Thoughts on the military and military activities of a diverse nature. Free-ranging and eclectic.

Sunday, April 20, 2008

Standards/Banners/Colors III.

This is coolbert:


Standards as carried by the Roman legions were not a set of flags as the modern colors. Were a pole with a golden eagle atop. An Aquila [eagle]. As with modern colors, the aquila were consecrated, devotion to them of a religious nature being more profound, the Romans of course being pagans. The aquila would have been thought to have a spirit actually present within the golden image itself?

Again, as with modern colors, the Roman legions would have taken the most extraordinary and even desperate measures to safeguard an aquila during battle. To lose a standard to an enemy would have been the ultimate disgrace, death before dishonor being the watchword!

"The Roman Standards"

"the Romans commonly considered it a point of honour to preserve their standards . . . A wounded or dying standard-bearer delivered it, if possible, into the hands of his general, from whom he had received it signis acceptis."

"Roman standards were held in awe. They were symbols of Roman honour. So much so that to recover lost standards Roman leaders might engage on campaigns"

There are several significant defeats in Roman military history where the standards of multiple legions were lost. A catastrophe of this nature was taken with the utmost seriousness by the rulers of Rome. Redemption was essential in these instances, the recovery of the standards being an undertaking pursued with the greatest resolve.

Defeats to include:

(1) Belgica. "In the winter of 17/16 [B.C.], the governor of Gallia Belgica, Marcus Lollius, was defeated by the Sugambri, and the Fifth legion Alaudae lost its eagle standard: the ultimate disgrace to a Roman army unit."

"It seems that at least one military standard was returned [more than one was lost?], because a coin minted by a man named Lucius Caninius Gallus in 12-11 [B.C.]"

(2) Carrhae. NO further elaboration needed here. Carrhae was one of the two "high-water" marks in Roman military history. Defeat of the legions [commanded by Lucinius Crassus] at the hands of the Persian Parthians. NO additional eastward expansion of the Roman Empire became possible after Carrhae.

"The Battle of Carrhae was fought in June 53 BC.

"Rome was humiliated by this defeat, and this was made even worse by the fact that the Parthians had captured several Legionary Eagles [Aquilae]."

"The legionary standards lost at Carrhae were not recovered until 20 BC [that is thirty-three years after the initial loss], when Augustus negotiated their return from the Parthians, a diplomatic triumph celebrated the next year by the dedication of the Arch of Augustus."

"The capture of the golden Aquilae (legionary battle standards) by the Parthians was considered a grave moral defeat and evil omen for the Romans.

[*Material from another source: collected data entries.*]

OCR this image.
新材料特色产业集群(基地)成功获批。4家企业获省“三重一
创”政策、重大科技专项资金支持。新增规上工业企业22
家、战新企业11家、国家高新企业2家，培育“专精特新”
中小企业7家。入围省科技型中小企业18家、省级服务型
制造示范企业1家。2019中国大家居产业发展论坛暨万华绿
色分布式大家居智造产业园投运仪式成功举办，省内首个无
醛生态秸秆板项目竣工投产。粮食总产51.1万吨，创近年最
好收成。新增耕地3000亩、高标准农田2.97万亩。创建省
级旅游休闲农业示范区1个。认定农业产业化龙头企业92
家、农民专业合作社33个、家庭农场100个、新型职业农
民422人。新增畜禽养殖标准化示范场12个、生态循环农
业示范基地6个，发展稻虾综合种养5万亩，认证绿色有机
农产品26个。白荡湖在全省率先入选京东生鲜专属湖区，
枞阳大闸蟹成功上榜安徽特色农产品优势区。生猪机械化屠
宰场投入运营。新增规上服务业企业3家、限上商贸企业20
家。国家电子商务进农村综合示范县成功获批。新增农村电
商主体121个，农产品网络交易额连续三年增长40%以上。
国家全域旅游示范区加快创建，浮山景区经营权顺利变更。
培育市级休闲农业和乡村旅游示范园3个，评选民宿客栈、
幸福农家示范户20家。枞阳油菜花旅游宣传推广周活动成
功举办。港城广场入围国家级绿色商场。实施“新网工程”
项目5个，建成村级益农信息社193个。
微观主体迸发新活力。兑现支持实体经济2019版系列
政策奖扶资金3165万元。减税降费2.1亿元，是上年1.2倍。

It required a generation of diplomacy before the Parthians returned them. Their return was considered a great triumph by Augustus, and celebrated like a military victory."

(3) Teutoburger Wald. As with Carrhae, no elaboration required with regard to the Teutoburger Wald. Further Roman eastward expansion into the lands of the Germanii and even eastward of that if possible was forever stymied. Three legions annihilated, two standards being captured and desecrated by the barbarians.

"Battle in the Teutoburg forest (German Teutoburger Wald): the defeat of the Roman commander Publius Quintilius Varus against the Germanic tribesmen of the Cheruscian leader Arminius in 9 CE [common era]. Three legions were annihilated"

"Of the three Eagle standards [aquilae ]of the legions - XVII, XVIII, and XIX - two were captured. The standard bearer with the third plunged with his standard into the swamp."

[that standard bearer of the third standard may have very well lost his life in the process of hiding the Eagle. But THE AQUILA WOULD NOT HAVE FALLEN INTO THE HANDS OF THE BARBARIANS!! Death before dishonor!!]

"Florus, quoting a source written between 17 and 40 [C.E.] . . . says that one standard-bearer was able to escape with an eagle, which he buried in the bog."

NOT ONLY were the Roman standards captured, but DESECRATED AS WELL!! An offering from the barbarians to their gods! Such desecration must have been that even more traumatic and humiliating to the Romans. The Germanii understood full well the devotion and sanctity given to the aquila by the Romans and sought the ultimate debasement possible for the icons of the hated invader [the Romans]!

"according to Tacitus, that 'In the groves of Germany were still to be seen the Roman standards which he had hung aloft to the Gods of their fathers'"

"Tacitus, quoting Pliny the Elder, mentions . . . that the eagle standards had been desecrated."

Such was the response to the loss of standards at the Teutoburger Wald that the Romans embarked on a special military expedition to recover the lost standards!

"a special campaign was launched against the Germans to recover the standards lost by Varus in the Teutoburger Wald."

An expedition that was only partially successful [?], if at all, one standard alone being recovered, and that thirty-two years after the initial loss!!

"In 41, one of the Roman eagle standards was recovered among the Chauci"

In the process to recover lost standards, the Romans were certainly persistent!!